Introduction
La dernière chevauchée
« Je n’ai qu’une passion, qu’une maîtresse, c’est la France... »
NAPOLÉON.
Voilà bien des années que je poursuis les traces de l’aventure napoléonienne. A la course de l’enfant fasciné par l’illustre bicorne se sont ajoutés plus tard le sel des histoires vécues, l’interrogation sur le destin d’un homme, sur l’étrange alchimie de l’histoire et du mythe, sur les chemins et détours de la mémoire. Ces Cent-Jours constituent une « ouverture » en forme de fable, car cette période, trait d’union entre deux mondes, deux époques et deux légitimités, offre un saisissant raccourci de l’épopée. En un temps très court, se mêlent et s’affrontent les idéaux et les doctrines, les caractères et les passions, dans une sorte de laboratoire de la comédie humaine où s’esquisse le visage de la France moderne.

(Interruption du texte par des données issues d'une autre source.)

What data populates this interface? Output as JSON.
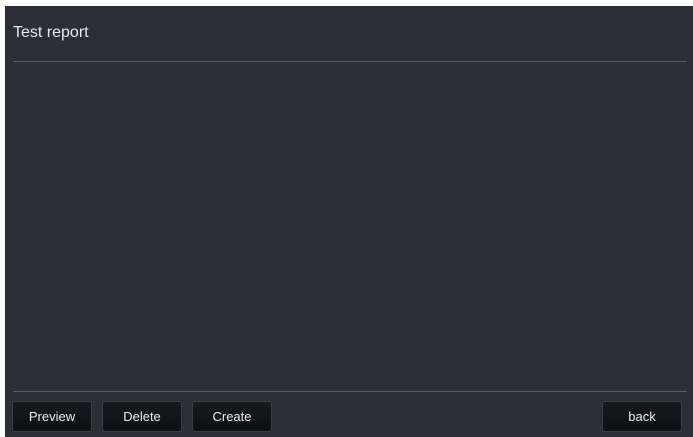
{
  "header": {
    "title": "Test report"
  },
  "toolbar": {
    "preview_label": "Preview",
    "delete_label": "Delete",
    "create_label": "Create",
    "back_label": "back"
  },
  "colors": {
    "background": "#2b2e35",
    "divider": "#5a5f68",
    "button": "#131518",
    "text": "#e8e9eb"
  }
}
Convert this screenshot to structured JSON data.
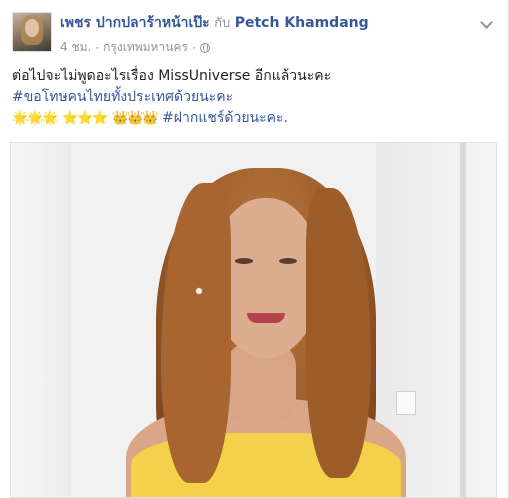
{
  "post": {
    "author": "เพชร ปากปลาร้าหน้าเป๊ะ",
    "with_label": "กับ",
    "tagged": "Petch Khamdang",
    "time": "4 ชม.",
    "location": "กรุงเทพมหานคร",
    "separator": "·",
    "line1": "ต่อไปจะไม่พูดอะไรเรื่อง MissUniverse อีกแล้วนะคะ",
    "line2_hashtag": "#ขอโทษคนไทยทั้งประเทศด้วยนะคะ",
    "line3_sun": "🌟🌟🌟",
    "line3_star": "⭐⭐⭐",
    "line3_crown": "👑👑👑",
    "line3_hashtag": "#ฝากแชร์ด้วยนะคะ."
  },
  "icons": {
    "privacy": "globe-icon",
    "menu": "chevron-down-icon"
  },
  "colors": {
    "link": "#365899",
    "meta": "#90949c",
    "text": "#1d2129",
    "dress": "#f4d14a"
  }
}
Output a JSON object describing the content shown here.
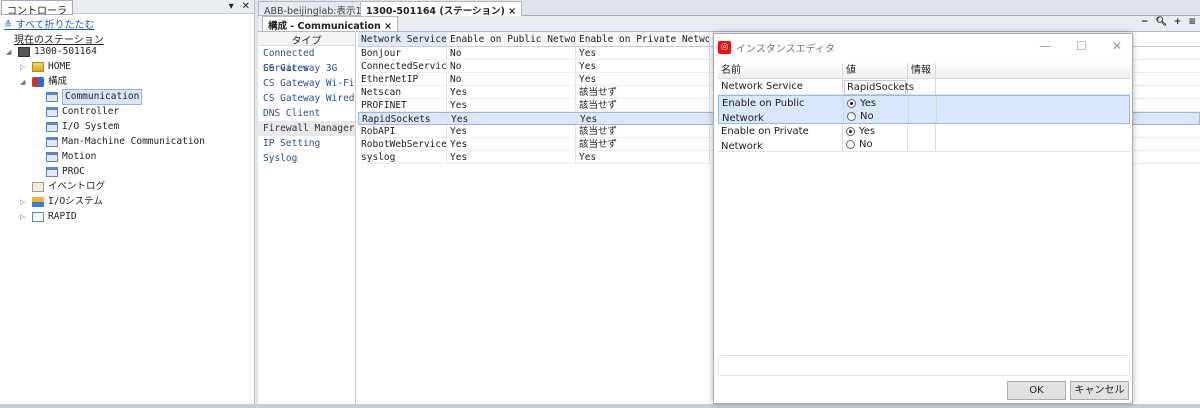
{
  "left_panel": {
    "tab": "コントローラ",
    "collapse_all": "すべて折りたたむ",
    "current_station": "現在のステーション",
    "tree": [
      {
        "label": "1300-501164",
        "icon": "controller-icon",
        "level": 0,
        "expander": "expanded"
      },
      {
        "label": "HOME",
        "icon": "folder-icon",
        "level": 1,
        "expander": "collapsed"
      },
      {
        "label": "構成",
        "icon": "config-icon",
        "level": 1,
        "expander": "expanded"
      },
      {
        "label": "Communication",
        "icon": "grid-icon",
        "level": 2,
        "selected": true
      },
      {
        "label": "Controller",
        "icon": "grid-icon",
        "level": 2
      },
      {
        "label": "I/O System",
        "icon": "grid-icon",
        "level": 2
      },
      {
        "label": "Man-Machine Communication",
        "icon": "grid-icon",
        "level": 2
      },
      {
        "label": "Motion",
        "icon": "grid-icon",
        "level": 2
      },
      {
        "label": "PROC",
        "icon": "grid-icon",
        "level": 2
      },
      {
        "label": "イベントログ",
        "icon": "log-icon",
        "level": 1
      },
      {
        "label": "I/Oシステム",
        "icon": "io-icon",
        "level": 1,
        "expander": "collapsed"
      },
      {
        "label": "RAPID",
        "icon": "rapid-icon",
        "level": 1,
        "expander": "collapsed"
      }
    ]
  },
  "doc_tabs": [
    "ABB-beijinglab:表示1",
    "1300-501164 (ステーション)"
  ],
  "sub_tab": "構成 - Communication",
  "types": {
    "header": "タイプ",
    "items": [
      "Connected Services",
      "CS Gateway 3G",
      "CS Gateway Wi-Fi",
      "CS Gateway Wired",
      "DNS Client",
      "Firewall Manager",
      "IP Setting",
      "Syslog"
    ],
    "selected": "Firewall Manager"
  },
  "grid": {
    "columns": [
      "Network Service",
      "Enable on Public Network",
      "Enable on Private Network"
    ],
    "rows": [
      [
        "Bonjour",
        "No",
        "Yes"
      ],
      [
        "ConnectedServices",
        "No",
        "Yes"
      ],
      [
        "EtherNetIP",
        "No",
        "Yes"
      ],
      [
        "Netscan",
        "Yes",
        "該当せず"
      ],
      [
        "PROFINET",
        "Yes",
        "該当せず"
      ],
      [
        "RapidSockets",
        "Yes",
        "Yes"
      ],
      [
        "RobAPI",
        "Yes",
        "該当せず"
      ],
      [
        "RobotWebServices",
        "Yes",
        "該当せず"
      ],
      [
        "syslog",
        "Yes",
        "Yes"
      ]
    ],
    "selected_row": 5
  },
  "dialog": {
    "title": "インスタンスエディタ",
    "headers": [
      "名前",
      "値",
      "情報"
    ],
    "rows": [
      {
        "name": "Network Service",
        "value": "RapidSockets"
      },
      {
        "name": "Enable on Public Network",
        "options": [
          "Yes",
          "No"
        ],
        "selected": "Yes"
      },
      {
        "name": "Enable on Private Network",
        "options": [
          "Yes",
          "No"
        ],
        "selected": "Yes"
      }
    ],
    "ok": "OK",
    "cancel": "キャンセル"
  },
  "colors": {
    "accent": "#1a5fb4",
    "selection": "#dbe6f8"
  }
}
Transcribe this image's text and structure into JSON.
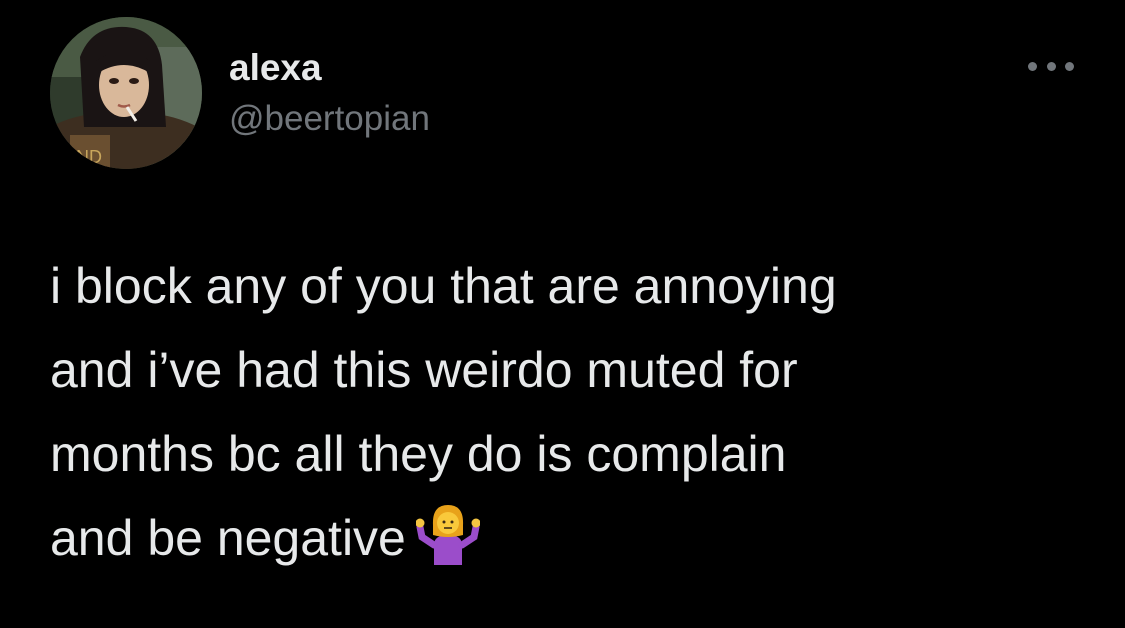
{
  "user": {
    "display_name": "alexa",
    "handle": "@beertopian"
  },
  "tweet": {
    "lines": [
      "i block any of you that are annoying",
      "and i’ve had this weirdo muted for",
      "months bc all they do is complain",
      "and be negative"
    ],
    "emoji": "person-shrugging-emoji"
  },
  "icons": {
    "more": "more-options-icon"
  },
  "colors": {
    "background": "#000000",
    "primary_text": "#e7e9ea",
    "secondary_text": "#71767b"
  }
}
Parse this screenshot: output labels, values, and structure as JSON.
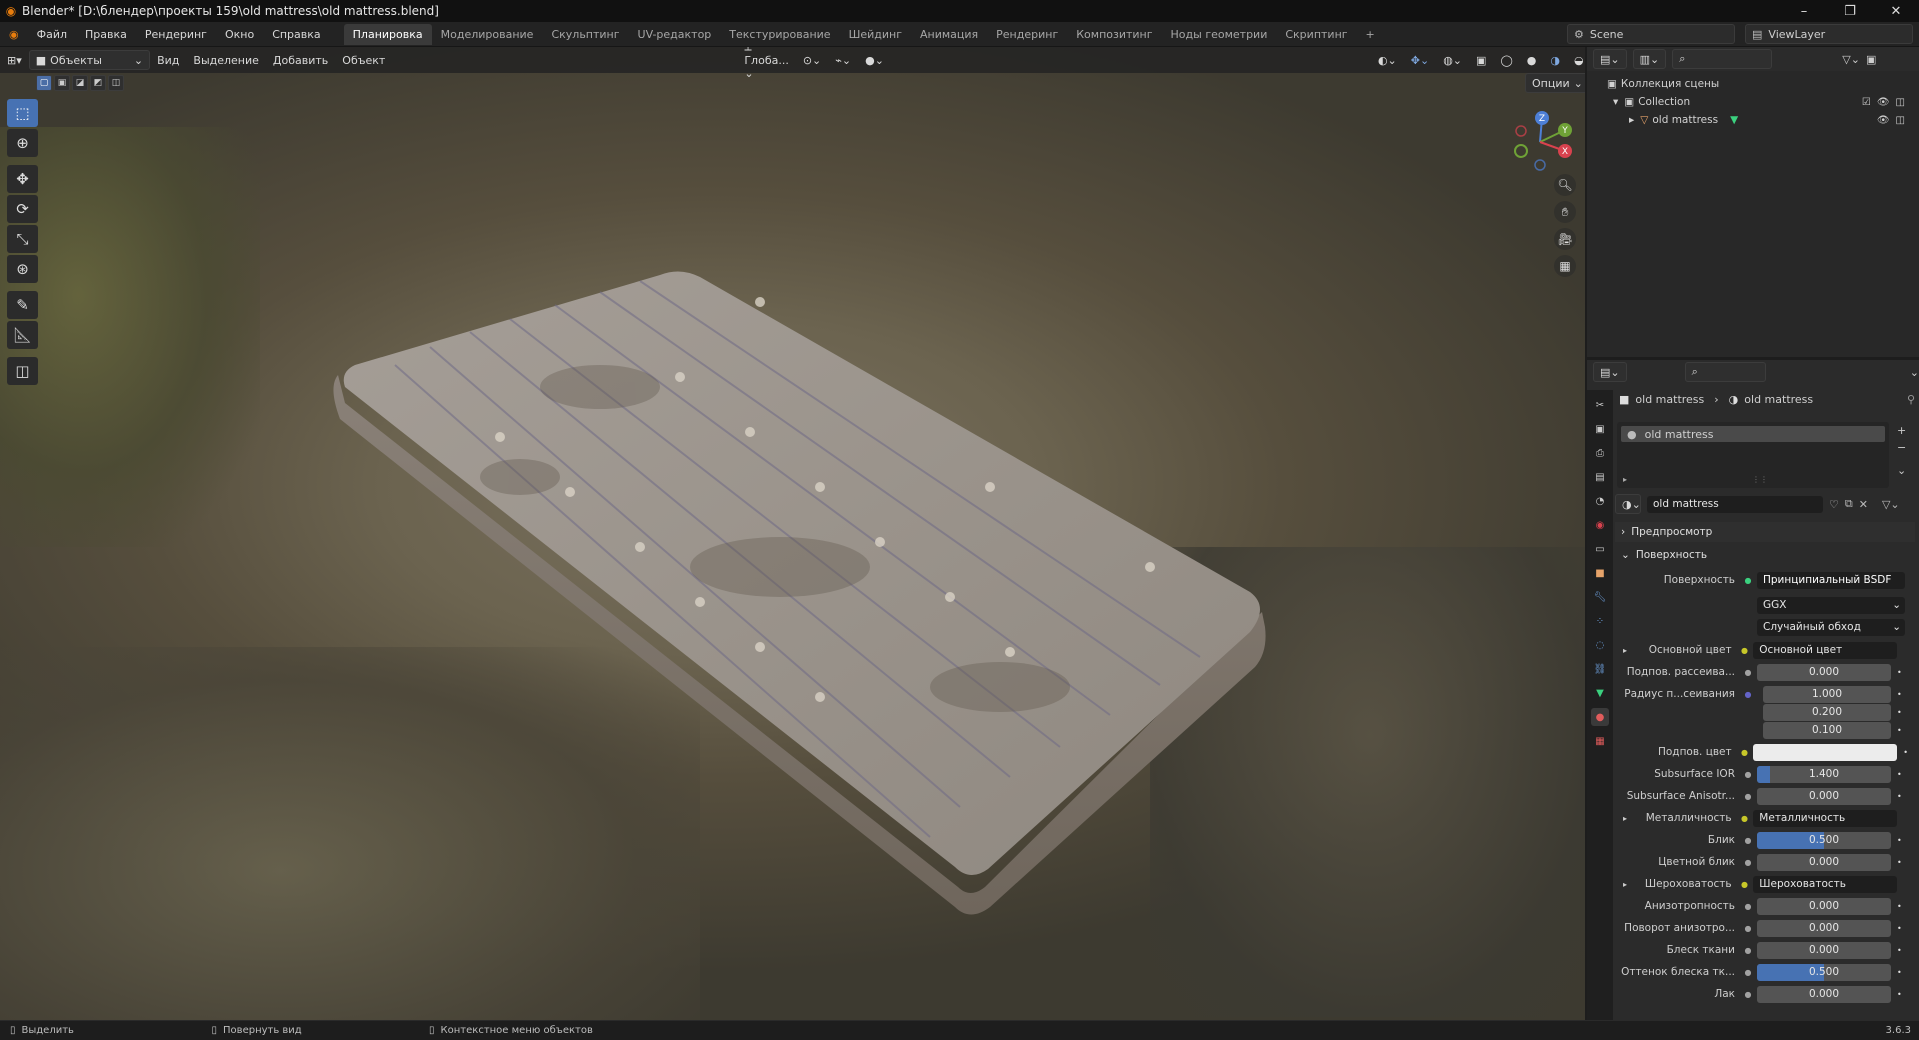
{
  "window": {
    "title": "Blender* [D:\\блендер\\проекты 159\\old mattress\\old mattress.blend]",
    "controls": [
      "–",
      "❐",
      "✕"
    ]
  },
  "menu": [
    "Файл",
    "Правка",
    "Рендеринг",
    "Окно",
    "Справка"
  ],
  "workspaces": [
    "Планировка",
    "Моделирование",
    "Скульптинг",
    "UV-редактор",
    "Текстурирование",
    "Шейдинг",
    "Анимация",
    "Рендеринг",
    "Композитинг",
    "Ноды геометрии",
    "Скриптинг"
  ],
  "active_workspace": "Планировка",
  "scene": {
    "label": "Scene",
    "view_layer": "ViewLayer"
  },
  "viewport": {
    "mode": "Объекты",
    "menus": [
      "Вид",
      "Выделение",
      "Добавить",
      "Объект"
    ],
    "transform_orientation": "Глоба...",
    "options_label": "Опции",
    "gizmo_axes": [
      "Z",
      "Y",
      "X"
    ],
    "object_name": "old mattress"
  },
  "outliner": {
    "root": "Коллекция сцены",
    "collection": "Collection",
    "object": "old mattress"
  },
  "properties": {
    "breadcrumb": [
      "old mattress",
      "old mattress"
    ],
    "material_slot": "old mattress",
    "material_name": "old mattress",
    "sections": {
      "preview": "Предпросмотр",
      "surface": "Поверхность"
    },
    "surface": {
      "label": "Поверхность",
      "value": "Принципиальный BSDF"
    },
    "distribution": "GGX",
    "subsurface_method": "Случайный обход",
    "rows": [
      {
        "label": "Основной цвет",
        "value": "Основной цвет",
        "kind": "link"
      },
      {
        "label": "Подпов. рассеива...",
        "value": "0.000",
        "fill": 0
      },
      {
        "label": "Радиус п...сеивания",
        "value": "1.000",
        "fill": 0
      },
      {
        "label": "",
        "value": "0.200",
        "fill": 0
      },
      {
        "label": "",
        "value": "0.100",
        "fill": 0
      },
      {
        "label": "Подпов. цвет",
        "value": "",
        "kind": "color"
      },
      {
        "label": "Subsurface IOR",
        "value": "1.400",
        "fill": 0.1
      },
      {
        "label": "Subsurface Anisotr...",
        "value": "0.000",
        "fill": 0
      },
      {
        "label": "Металличность",
        "value": "Металличность",
        "kind": "link"
      },
      {
        "label": "Блик",
        "value": "0.500",
        "fill": 0.5
      },
      {
        "label": "Цветной блик",
        "value": "0.000",
        "fill": 0
      },
      {
        "label": "Шероховатость",
        "value": "Шероховатость",
        "kind": "link"
      },
      {
        "label": "Анизотропность",
        "value": "0.000",
        "fill": 0
      },
      {
        "label": "Поворот анизотро...",
        "value": "0.000",
        "fill": 0
      },
      {
        "label": "Блеск ткани",
        "value": "0.000",
        "fill": 0
      },
      {
        "label": "Оттенок блеска тк...",
        "value": "0.500",
        "fill": 0.5
      },
      {
        "label": "Лак",
        "value": "0.000",
        "fill": 0
      }
    ]
  },
  "statusbar": {
    "left": "Выделить",
    "middle": "Повернуть вид",
    "right": "Контекстное меню объектов",
    "version": "3.6.3"
  },
  "colors": {
    "accent": "#4772b3",
    "bg": "#1d1d1d",
    "panel": "#2b2b2b"
  }
}
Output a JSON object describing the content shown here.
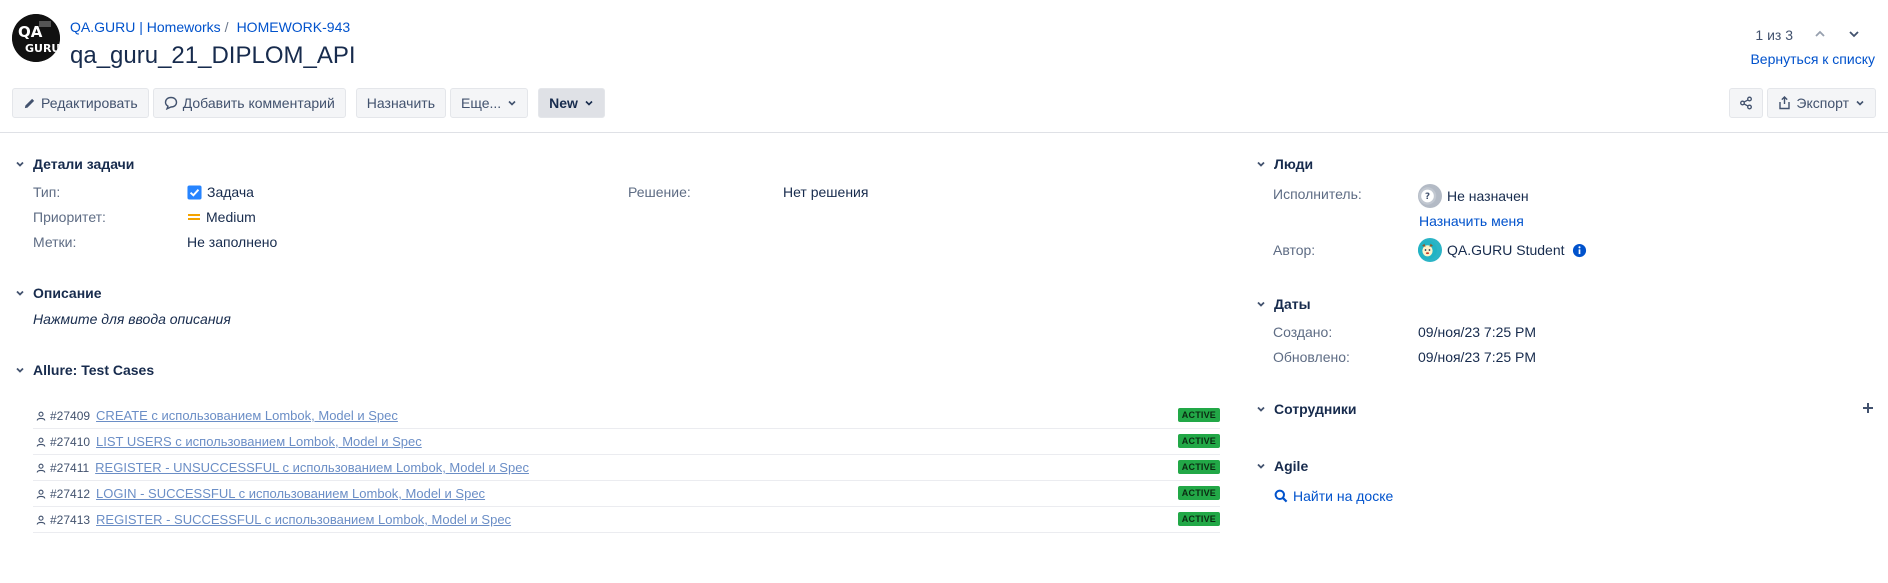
{
  "breadcrumbs": {
    "project": "QA.GURU | Homeworks",
    "issue_key": "HOMEWORK-943"
  },
  "title": "qa_guru_21_DIPLOM_API",
  "pager": {
    "position": "1 из 3",
    "back_link": "Вернуться к списку"
  },
  "toolbar": {
    "edit": "Редактировать",
    "comment": "Добавить комментарий",
    "assign": "Назначить",
    "more": "Еще...",
    "status": "New",
    "export": "Экспорт"
  },
  "details": {
    "heading": "Детали задачи",
    "type_label": "Тип:",
    "type_value": "Задача",
    "priority_label": "Приоритет:",
    "priority_value": "Medium",
    "labels_label": "Метки:",
    "labels_value": "Не заполнено",
    "resolution_label": "Решение:",
    "resolution_value": "Нет решения"
  },
  "description": {
    "heading": "Описание",
    "placeholder": "Нажмите для ввода описания"
  },
  "allure": {
    "heading": "Allure: Test Cases",
    "cases": [
      {
        "id": "#27409",
        "name": "CREATE с использованием Lombok, Model и Spec",
        "status": "ACTIVE"
      },
      {
        "id": "#27410",
        "name": "LIST USERS с использованием Lombok, Model и Spec",
        "status": "ACTIVE"
      },
      {
        "id": "#27411",
        "name": "REGISTER - UNSUCCESSFUL с использованием Lombok, Model и Spec",
        "status": "ACTIVE"
      },
      {
        "id": "#27412",
        "name": "LOGIN - SUCCESSFUL с использованием Lombok, Model и Spec",
        "status": "ACTIVE"
      },
      {
        "id": "#27413",
        "name": "REGISTER - SUCCESSFUL с использованием Lombok, Model и Spec",
        "status": "ACTIVE"
      }
    ]
  },
  "people": {
    "heading": "Люди",
    "assignee_label": "Исполнитель:",
    "assignee_value": "Не назначен",
    "assign_me": "Назначить меня",
    "author_label": "Автор:",
    "author_value": "QA.GURU Student"
  },
  "dates": {
    "heading": "Даты",
    "created_label": "Создано:",
    "created_value": "09/ноя/23 7:25 PM",
    "updated_label": "Обновлено:",
    "updated_value": "09/ноя/23 7:25 PM"
  },
  "staff": {
    "heading": "Сотрудники"
  },
  "agile": {
    "heading": "Agile",
    "find_on_board": "Найти на доске"
  },
  "colors": {
    "link": "#0052cc",
    "badge": "#22a847",
    "priority": "#f4a300",
    "checkbox": "#2684ff"
  }
}
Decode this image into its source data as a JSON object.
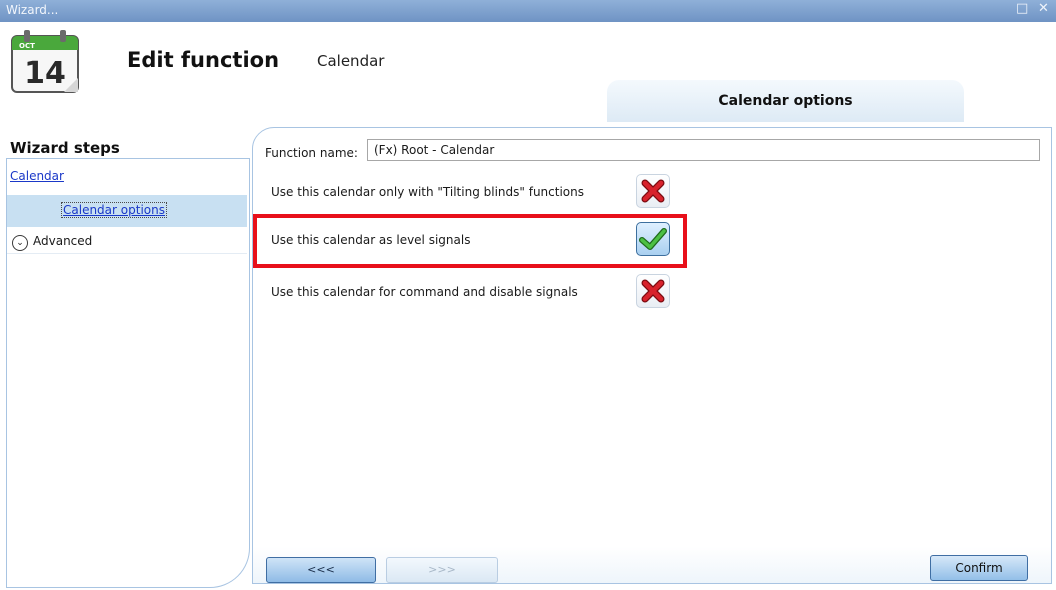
{
  "window": {
    "title": "Wizard...",
    "restore_glyph": "□",
    "close_glyph": "✕"
  },
  "header": {
    "icon": {
      "name": "calendar-icon",
      "month": "OCT",
      "day": "14"
    },
    "title": "Edit function",
    "subtitle": "Calendar"
  },
  "tab": {
    "label": "Calendar options"
  },
  "wizard": {
    "title": "Wizard steps",
    "steps": [
      {
        "label": "Calendar"
      },
      {
        "label": "Calendar options",
        "selected": true
      },
      {
        "label": "Advanced",
        "icon": "chevron-down-circle-icon"
      }
    ]
  },
  "form": {
    "function_name_label": "Function name:",
    "function_name_value": "(Fx) Root - Calendar",
    "options": [
      {
        "label": "Use this calendar only with \"Tilting blinds\" functions",
        "checked": false
      },
      {
        "label": "Use this calendar as level signals",
        "checked": true,
        "highlighted": true
      },
      {
        "label": "Use this calendar for command and disable signals",
        "checked": false
      }
    ]
  },
  "nav": {
    "prev_label": "<<<",
    "next_label": ">>>",
    "confirm_label": "Confirm"
  },
  "colors": {
    "titlebar": "#7fa2d0",
    "accent_blue": "#1a38c8",
    "highlight_red": "#e8101a",
    "check_green": "#3fa83a",
    "cross_red": "#d0202a"
  }
}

Cette quête, pourquoi le cacher, s’est beaucoup nourrie de l’intimité du pouvoir, car bien qu’elle ne se répète jamais, l’histoire se souvient. Et si les courtisans se pressent dans ses allées foisonnantes, des êtres rares se distinguent aussi qui honorent la politique et font croire en la France.
Mais il n’est pas de jour où, saisi des affres du doute, je n’aie médité les voix du passé, épié les grands modèles et le premier d’entre eux, l’homme de Toulon et de l’Italie, de l’Egypte et de l’Espagne, de la Russie et des îles qui dansent furieusement autour de lui.
Pas de jour où je n’aie ressenti l’impérieux besoin de mémoire pour ne pas céder face à l’indifférence, aux rires et quolibets, pour éclairer la réflexion et l’action, pour continuer sur ce difficile chemin défriché par de glorieux ou humbles pèlerins et avancer encore au service d’une ambition française.
Pas de jour où je n’aie humé le parfum de la discrète violette1292...
Au printemps 1814, derrière le roulement du tambour s’élève la plainte funèbre. L’ombre sinistre d’un chien de misère1293 envahit le songe. Comme il paraît loin le temps où Hegel, assistant à l’entrée de l’Empereur dans Iéna, croyait voir l’esprit du monde dressé sur son cheval. Pour la première fois depuis 1792, la France connaît les souffrances et les humiliations de l’invasion.
En dépit des succès éclatants de la campagne de France, Napoléon, replié à Fontainebleau, entouré de ses dernières légions, ne peut empêcher la cruelle épreuve du territoire violé, de la capitale occupée par les armées étrangères. Quand il se résout à abdiquer en faveur de son fils, les événements se précipitent. Marmont livre ses hommes à l’ennemi, privant la Grande Armée de toute capacité de riposte. Aussitôt les parlementaires appellent au trône Louis XVIII, le frère cadet de Louis XVI. Les couloirs de Fontainebleau se vident alors que l’Empereur, avec l’énergie du désespoir, veut s’accrocher encore à son étoile de Lodi1294. Mais le 6 avril, il doit se résigner. Cet Aigle, hier si proche du soleil, le voilà qui gît à terre, les ailes froissées. Le 20, quand il s’éloigne, accompagné d’une poignée de fidèles, les Bourbons s’avancent déjà pour reprendre possession du trône. Chacun croit qu’une page est tournée.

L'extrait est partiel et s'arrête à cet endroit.